Yes, in fact, I have already executed the file after converting it to PDF Optimize, Compress or Reduce PDF Size in Java|Aspose.PDF for Java Then use the optimized PDF to trim each page. This processing logic is different from Microsoft’s PPT exported PDF, as the content of each page cut in Microsoft’s exported PDF has not changed It seems like I need to optimize after cutting

asad.ali · November 14, 2023, 12:33pm

@shiveringpan

If you can please share complete routine of your program including sample source, sample output and sample expected output for our reference that you are currently performing at your side, we can log an investigation task to analyze this case in further depth.

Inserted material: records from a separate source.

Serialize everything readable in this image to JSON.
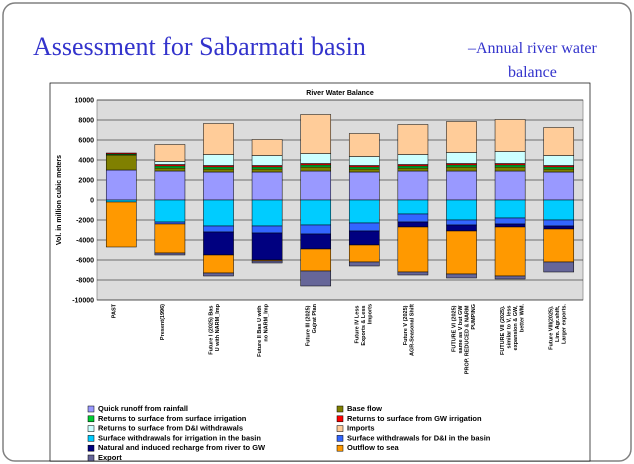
{
  "chart_data": {
    "type": "bar",
    "stacked": true,
    "slide_title": "Assessment for Sabarmati basin",
    "slide_subtitle": "–Annual river water balance",
    "title": "River Water Balance",
    "y_label": "Vol. in million cubic meters",
    "categories": [
      "PAST",
      "Present(1996)",
      "Future I (2025) Bas U with NARM_Imp",
      "Future II Bas U with no NARM_Imp",
      "Future III (2025) Gujrat Plan",
      "Future IV Less Exports & Less Imports",
      "Future V (2025) AGR-Seasonal Shift",
      "FUTURE VI (2025) same as V but GW PROP. REDUCED & NARM PUMPING",
      "FUTURE VII (2025). similar to V, less expansion & GW, better WM.",
      "Future VIII(2025). Lim. Agr.shift, Larger exports."
    ],
    "series": [
      {
        "name": "Quick runoff from rainfall",
        "color": "#9999ff",
        "values": [
          3000,
          2900,
          2800,
          2800,
          2900,
          2800,
          2900,
          2900,
          2900,
          2800
        ]
      },
      {
        "name": "Base flow",
        "color": "#808000",
        "values": [
          1500,
          300,
          300,
          300,
          400,
          300,
          300,
          400,
          400,
          300
        ]
      },
      {
        "name": "Returns to surface from surface irrigation",
        "color": "#00cc33",
        "values": [
          100,
          200,
          200,
          200,
          200,
          200,
          200,
          200,
          200,
          200
        ]
      },
      {
        "name": "Returns to surface from GW irrigation",
        "color": "#ff0000",
        "values": [
          100,
          150,
          150,
          150,
          150,
          150,
          150,
          150,
          150,
          150
        ]
      },
      {
        "name": "Returns to surface from D&I  withdrawals",
        "color": "#ccffff",
        "values": [
          0,
          300,
          1100,
          1000,
          1000,
          900,
          1000,
          1100,
          1200,
          1000
        ]
      },
      {
        "name": "Imports",
        "color": "#ffcc99",
        "values": [
          0,
          1700,
          3100,
          1600,
          3900,
          2300,
          3000,
          3100,
          3200,
          2800
        ]
      },
      {
        "name": "Surface withdrawals for irrigation in the basin",
        "color": "#00ccff",
        "values": [
          -200,
          -2200,
          -2600,
          -2600,
          -2500,
          -2300,
          -1400,
          -2000,
          -1800,
          -2000
        ]
      },
      {
        "name": "Surface withdrawals for D&I in the basin",
        "color": "#3366ff",
        "values": [
          0,
          -200,
          -600,
          -700,
          -900,
          -800,
          -800,
          -500,
          -600,
          -600
        ]
      },
      {
        "name": "Natural and induced recharge from river to GW",
        "color": "#000080",
        "values": [
          0,
          0,
          -2300,
          -2700,
          -1500,
          -1400,
          -500,
          -600,
          -300,
          -300
        ]
      },
      {
        "name": "Outflow to sea",
        "color": "#ff9900",
        "values": [
          -4500,
          -2900,
          -1800,
          -100,
          -2200,
          -1700,
          -4500,
          -4300,
          -4900,
          -3300
        ]
      },
      {
        "name": "Export",
        "color": "#666699",
        "values": [
          0,
          -200,
          -300,
          -200,
          -1500,
          -400,
          -300,
          -400,
          -300,
          -1000
        ]
      }
    ],
    "ylim": [
      -10000,
      10000
    ],
    "yticks": [
      -10000,
      -8000,
      -6000,
      -4000,
      -2000,
      0,
      2000,
      4000,
      6000,
      8000,
      10000
    ],
    "grid": true,
    "legend": "bottom",
    "plot_background": "#dcdcdc"
  }
}
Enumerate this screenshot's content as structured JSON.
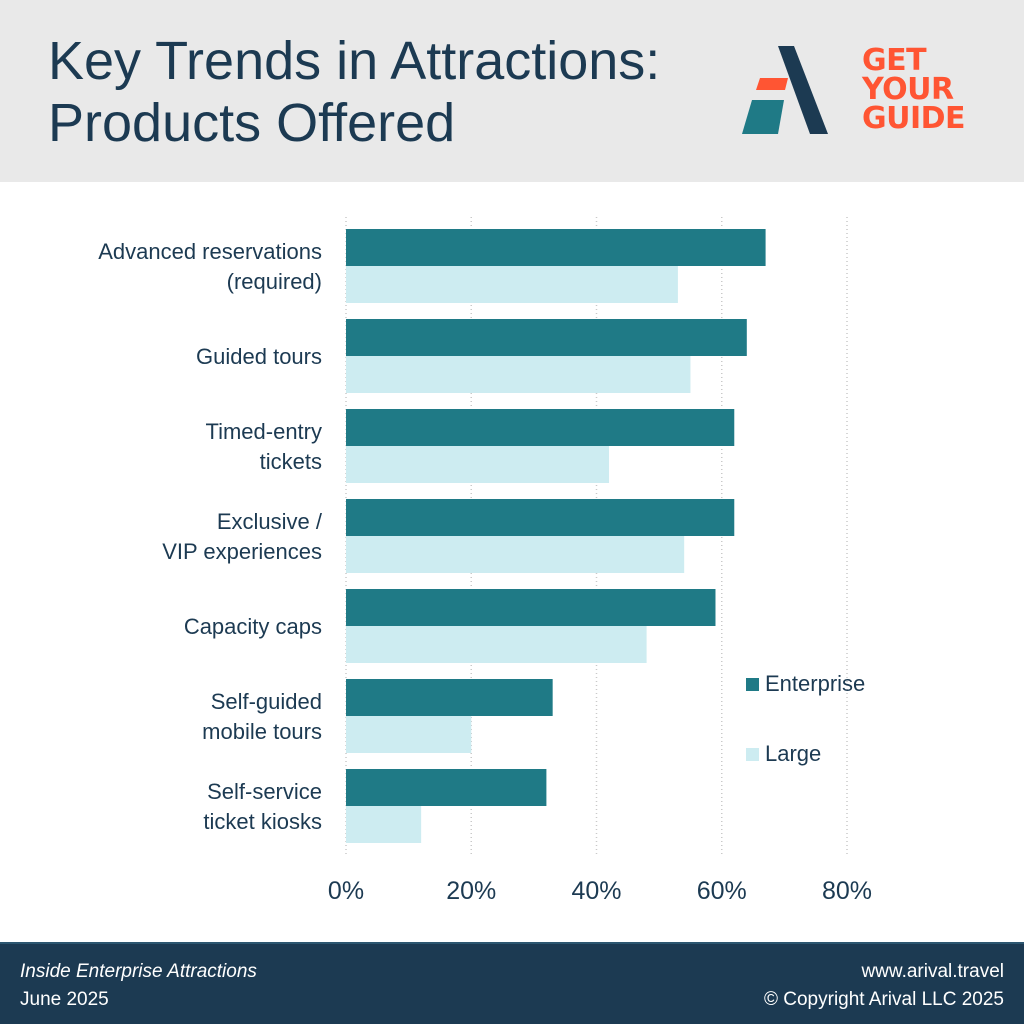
{
  "header": {
    "title_line1": "Key Trends in Attractions:",
    "title_line2": "Products Offered",
    "logo_text": [
      "GET",
      "YOUR",
      "GUIDE"
    ]
  },
  "colors": {
    "enterprise": "#1f7a86",
    "large": "#cdecf1",
    "title": "#1c3a52",
    "footer_bg": "#1c3a52",
    "logo_orange": "#ff5533",
    "grid": "#c9c9c9"
  },
  "chart_data": {
    "type": "bar",
    "orientation": "horizontal",
    "categories": [
      [
        "Advanced reservations",
        "(required)"
      ],
      [
        "Guided tours"
      ],
      [
        "Timed-entry",
        "tickets"
      ],
      [
        "Exclusive /",
        "VIP experiences"
      ],
      [
        "Capacity caps"
      ],
      [
        "Self-guided",
        "mobile tours"
      ],
      [
        "Self-service",
        "ticket kiosks"
      ]
    ],
    "series": [
      {
        "name": "Enterprise",
        "values": [
          67,
          64,
          62,
          62,
          59,
          33,
          32
        ]
      },
      {
        "name": "Large",
        "values": [
          53,
          55,
          42,
          54,
          48,
          20,
          12
        ]
      }
    ],
    "xlim": [
      0,
      80
    ],
    "xticks": [
      0,
      20,
      40,
      60,
      80
    ],
    "tick_format": "{v}%",
    "grid": "vertical dotted",
    "legend_position": "right"
  },
  "footer": {
    "left_line1": "Inside Enterprise Attractions",
    "left_line2": "June 2025",
    "right_line1": "www.arival.travel",
    "right_line2": "© Copyright Arival LLC 2025"
  }
}
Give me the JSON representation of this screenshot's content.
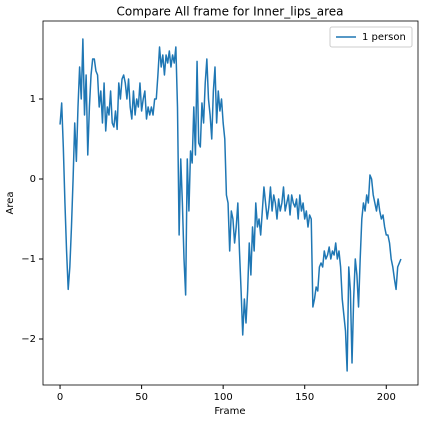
{
  "chart_data": {
    "type": "line",
    "title": "Compare All frame for Inner_lips_area",
    "xlabel": "Frame",
    "ylabel": "Area",
    "x": [
      0,
      1,
      2,
      3,
      4,
      5,
      6,
      7,
      8,
      9,
      10,
      11,
      12,
      13,
      14,
      15,
      16,
      17,
      18,
      19,
      20,
      21,
      22,
      23,
      24,
      25,
      26,
      27,
      28,
      29,
      30,
      31,
      32,
      33,
      34,
      35,
      36,
      37,
      38,
      39,
      40,
      41,
      42,
      43,
      44,
      45,
      46,
      47,
      48,
      49,
      50,
      51,
      52,
      53,
      54,
      55,
      56,
      57,
      58,
      59,
      60,
      61,
      62,
      63,
      64,
      65,
      66,
      67,
      68,
      69,
      70,
      71,
      72,
      73,
      74,
      75,
      76,
      77,
      78,
      79,
      80,
      81,
      82,
      83,
      84,
      85,
      86,
      87,
      88,
      89,
      90,
      91,
      92,
      93,
      94,
      95,
      96,
      97,
      98,
      99,
      100,
      101,
      102,
      103,
      104,
      105,
      106,
      107,
      108,
      109,
      110,
      111,
      112,
      113,
      114,
      115,
      116,
      117,
      118,
      119,
      120,
      121,
      122,
      123,
      124,
      125,
      126,
      127,
      128,
      129,
      130,
      131,
      132,
      133,
      134,
      135,
      136,
      137,
      138,
      139,
      140,
      141,
      142,
      143,
      144,
      145,
      146,
      147,
      148,
      149,
      150,
      151,
      152,
      153,
      154,
      155,
      156,
      157,
      158,
      159,
      160,
      161,
      162,
      163,
      164,
      165,
      166,
      167,
      168,
      169,
      170,
      171,
      172,
      173,
      174,
      175,
      176,
      177,
      178,
      179,
      180,
      181,
      182,
      183,
      184,
      185,
      186,
      187,
      188,
      189,
      190,
      191,
      192,
      193,
      194,
      195,
      196,
      197,
      198,
      199,
      200,
      201,
      202,
      203,
      204,
      205,
      206,
      207,
      208,
      209
    ],
    "series": [
      {
        "name": "1 person",
        "color": "#1f77b4",
        "values": [
          0.68,
          0.95,
          0.4,
          -0.3,
          -0.9,
          -1.38,
          -1.1,
          -0.6,
          0.0,
          0.7,
          0.22,
          0.9,
          1.4,
          1.0,
          1.75,
          0.8,
          1.3,
          0.3,
          0.9,
          1.3,
          1.5,
          1.5,
          1.35,
          1.3,
          0.9,
          1.1,
          0.7,
          1.2,
          0.6,
          0.9,
          0.8,
          1.1,
          0.7,
          0.65,
          0.85,
          0.62,
          1.2,
          1.0,
          1.25,
          1.3,
          1.2,
          1.0,
          1.25,
          0.9,
          0.75,
          1.1,
          0.8,
          1.0,
          0.9,
          1.2,
          0.85,
          1.0,
          1.1,
          0.75,
          0.9,
          0.8,
          0.9,
          0.8,
          1.0,
          1.0,
          1.3,
          1.65,
          1.4,
          1.55,
          1.3,
          1.55,
          1.45,
          1.6,
          1.4,
          1.55,
          1.45,
          1.65,
          0.9,
          -0.7,
          0.25,
          -0.3,
          -1.0,
          -1.45,
          0.25,
          -0.4,
          0.35,
          0.2,
          0.9,
          0.3,
          1.47,
          0.45,
          0.4,
          0.95,
          0.7,
          1.2,
          1.5,
          1.0,
          0.8,
          0.5,
          1.1,
          1.4,
          0.7,
          1.1,
          0.85,
          1.0,
          0.7,
          0.5,
          -0.2,
          -0.3,
          -0.9,
          -0.4,
          -0.5,
          -0.8,
          -0.6,
          -0.3,
          -0.9,
          -1.4,
          -1.95,
          -1.5,
          -1.8,
          -1.4,
          -0.8,
          -1.2,
          -0.6,
          -0.9,
          -0.3,
          -0.6,
          -0.5,
          -0.7,
          -0.4,
          -0.1,
          -0.3,
          -0.5,
          -0.35,
          -0.1,
          -0.4,
          -0.2,
          -0.3,
          -0.5,
          -0.25,
          -0.4,
          -0.3,
          -0.1,
          -0.4,
          -0.3,
          -0.2,
          -0.45,
          -0.2,
          -0.3,
          -0.35,
          -0.25,
          -0.5,
          -0.2,
          -0.4,
          -0.3,
          -0.5,
          -0.4,
          -0.6,
          -0.45,
          -0.5,
          -1.6,
          -1.5,
          -1.35,
          -1.4,
          -1.1,
          -1.05,
          -1.1,
          -0.9,
          -1.0,
          -0.95,
          -0.85,
          -1.0,
          -0.9,
          -0.95,
          -0.8,
          -1.0,
          -0.9,
          -1.1,
          -1.5,
          -1.7,
          -1.9,
          -2.4,
          -1.1,
          -1.4,
          -2.3,
          -1.5,
          -1.0,
          -1.2,
          -1.6,
          -1.0,
          -0.5,
          -0.3,
          -0.4,
          -0.2,
          -0.3,
          0.05,
          0.0,
          -0.2,
          -0.3,
          -0.4,
          -0.25,
          -0.4,
          -0.5,
          -0.45,
          -0.6,
          -0.7,
          -0.7,
          -0.8,
          -1.0,
          -1.1,
          -1.25,
          -1.38,
          -1.1,
          -1.05,
          -1.0
        ]
      }
    ],
    "xlim": [
      -10.45,
      219.45
    ],
    "xticks": [
      0,
      50,
      100,
      150,
      200
    ],
    "ylim": [
      -2.575,
      1.975
    ],
    "yticks": [
      {
        "value": -2,
        "label": "−2"
      },
      {
        "value": -1,
        "label": "−1"
      },
      0,
      1
    ],
    "legend": "upper right"
  }
}
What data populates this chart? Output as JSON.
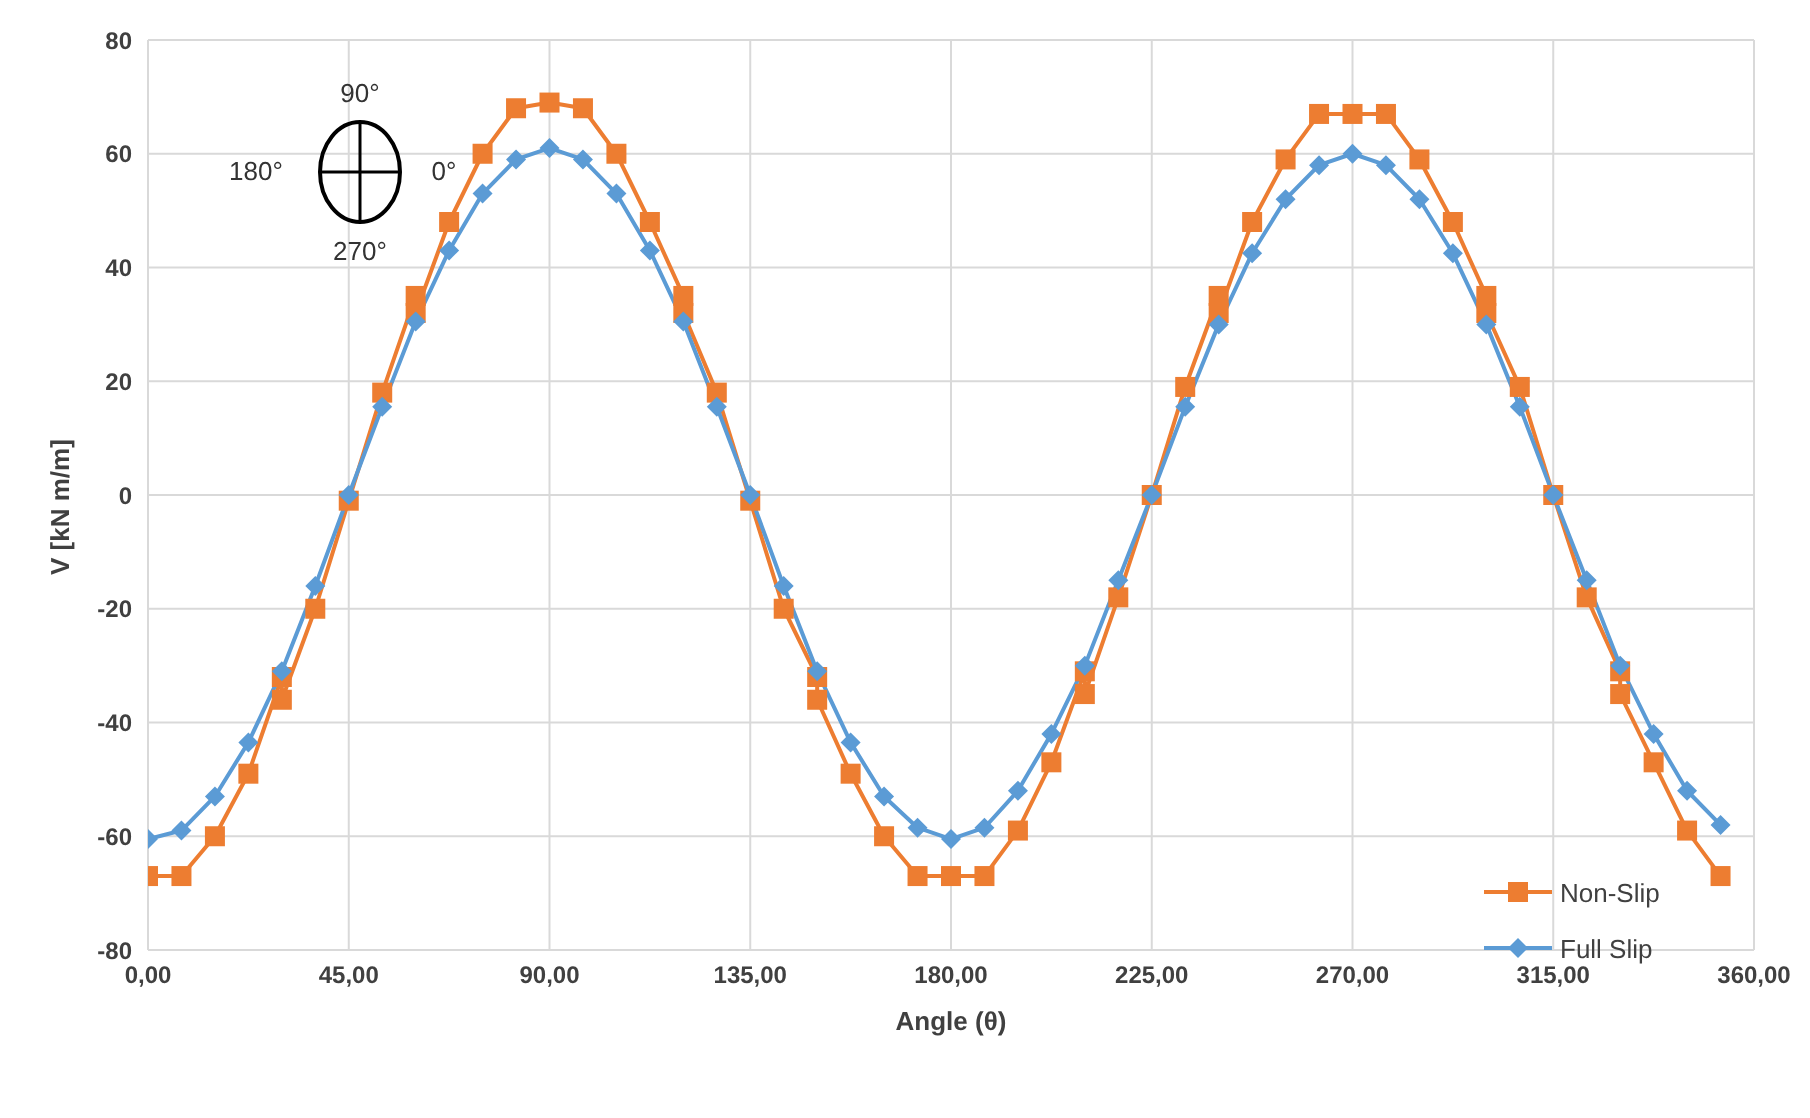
{
  "chart_data": {
    "type": "line",
    "xlabel": "Angle (θ)",
    "ylabel": "V [kN m/m]",
    "annotations": [
      "90°",
      "180°",
      "0°",
      "270°"
    ],
    "xlim": [
      0,
      360
    ],
    "xticks": [
      {
        "value": 0,
        "label": "0,00"
      },
      {
        "value": 45,
        "label": "45,00"
      },
      {
        "value": 90,
        "label": "90,00"
      },
      {
        "value": 135,
        "label": "135,00"
      },
      {
        "value": 180,
        "label": "180,00"
      },
      {
        "value": 225,
        "label": "225,00"
      },
      {
        "value": 270,
        "label": "270,00"
      },
      {
        "value": 315,
        "label": "315,00"
      },
      {
        "value": 360,
        "label": "360,00"
      }
    ],
    "ylim": [
      -80,
      80
    ],
    "yticks": [
      -80,
      -60,
      -40,
      -20,
      0,
      20,
      40,
      60,
      80
    ],
    "grid": true,
    "legend": "bottom right",
    "series": [
      {
        "name": "Non-Slip",
        "color": "#ed7d31",
        "marker": "square",
        "x": [
          0,
          7.5,
          15,
          22.5,
          30,
          30,
          37.5,
          45,
          52.5,
          60,
          60,
          67.5,
          75,
          82.5,
          90,
          97.5,
          105,
          112.5,
          120,
          120,
          127.5,
          135,
          142.5,
          150,
          150,
          157.5,
          165,
          172.5,
          180,
          187.5,
          195,
          202.5,
          210,
          210,
          217.5,
          225,
          232.5,
          240,
          240,
          247.5,
          255,
          262.5,
          270,
          277.5,
          285,
          292.5,
          300,
          300,
          307.5,
          315,
          322.5,
          330,
          330,
          337.5,
          345,
          352.5
        ],
        "values": [
          -67,
          -67,
          -60,
          -49,
          -32,
          -36,
          -20,
          -1,
          18,
          35,
          32,
          48,
          60,
          68,
          69,
          68,
          60,
          48,
          35,
          32,
          18,
          -1,
          -20,
          -32,
          -36,
          -49,
          -60,
          -67,
          -67,
          -67,
          -59,
          -47,
          -31,
          -35,
          -18,
          0,
          19,
          35,
          32,
          48,
          59,
          67,
          67,
          67,
          59,
          48,
          35,
          32,
          19,
          0,
          -18,
          -31,
          -35,
          -47,
          -59,
          -67
        ]
      },
      {
        "name": "Full Slip",
        "color": "#5b9bd5",
        "marker": "diamond",
        "x": [
          0,
          7.5,
          15,
          22.5,
          30,
          37.5,
          45,
          52.5,
          60,
          67.5,
          75,
          82.5,
          90,
          97.5,
          105,
          112.5,
          120,
          127.5,
          135,
          142.5,
          150,
          157.5,
          165,
          172.5,
          180,
          187.5,
          195,
          202.5,
          210,
          217.5,
          225,
          232.5,
          240,
          247.5,
          255,
          262.5,
          270,
          277.5,
          285,
          292.5,
          300,
          307.5,
          315,
          322.5,
          330,
          337.5,
          345,
          352.5
        ],
        "values": [
          -60.5,
          -59,
          -53,
          -43.5,
          -31,
          -16,
          0,
          15.5,
          30.5,
          43,
          53,
          59,
          61,
          59,
          53,
          43,
          30.5,
          15.5,
          0,
          -16,
          -31,
          -43.5,
          -53,
          -58.5,
          -60.5,
          -58.5,
          -52,
          -42,
          -30,
          -15,
          0,
          15.5,
          30,
          42.5,
          52,
          58,
          60,
          58,
          52,
          42.5,
          30,
          15.5,
          0,
          -15,
          -30,
          -42,
          -52,
          -58
        ]
      }
    ]
  }
}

shiveringpan · November 17, 2023, 3:12am

Sample File Link

Convert PPT to PDF and optimize

            String targetFile= "sourceFile.pptx";
            String sourceFile= "targetFile.pdf";
            FileOutputStream os = new FileOutputStream(targetFile);
            Presentation ppt = new Presentation(sourceFile);
            PdfOptions pdfOptions = new PdfOptions();
            // Sets the Jpeg quality
            pdfOptions.setJpegQuality((byte)40);  //0-100
            // Sets the behavior for metafiles
            pdfOptions.setSaveMetafilesAsPng(true);
            pdfOptions.setBestImagesCompressionRatio(true);  

            // Sets the text compression level
            pdfOptions.setTextCompression(PdfTextCompression.Flate);
            // Defines the PDF standard
            pdfOptions.setCompliance(PdfCompliance.Pdf15);
            // Saves the presentation as a PDF

            ppt.save(os, com.aspose.slides.SaveFormat.Pdf, pdfOptions);
            os.close();

PDF cropping generates each page

            String sourcePdfPath = "sourceFile.pdf";
            String outputFolderPath = "targetFile.pdf";

            Document pdfDocument = new Document(sourcePdfPath);

            File outputFolder = new File(outputFolderPath);
            outputFolder.mkdirs();

            for (int pageNumber = 1; pageNumber <= pdfDocument.getPages().size(); pageNumber++) {
                // Create a new Document for each page
                Document newDocument = new Document();
                newDocument.getPages().add(pdfDocument.getPages().get_Item(pageNumber));

                // Set page margins to zero
                for (Page page : newDocument.getPages()) {
                    page.getPageInfo().setMargin(new MarginInfo(0, 0, 0, 0));
                }

                // Save the newly created document with zero margins
                String outputFilePath = outputFolderPath + "Page_" + pageNumber + ".pdf";
                newDocument.save(outputFilePath);
            }

The PDF file generated by exporting directly to Microsoft PowerPoint and performing the aforementioned cropping are expected to differ for each page

Thank you to the team

asad.ali · November 17, 2023, 12:29pm

@shiveringpan

We have checked the files shared by you and it looks like they are generated using different versions of the APIs. Also, we noticed that the PDF files from PPTX are generated using evaluation/trial version of Aspose.Slides for Java.

Furthermore, as per our understandings, you want to generate optimized PDF files after splitting the PDF pages. Is it right? If so, you need to optimize the file size after you split the PDF document into multiple pages. In fact, it is recommend that you optimize the PDF file size at the last of every operation you are supposed to do on files.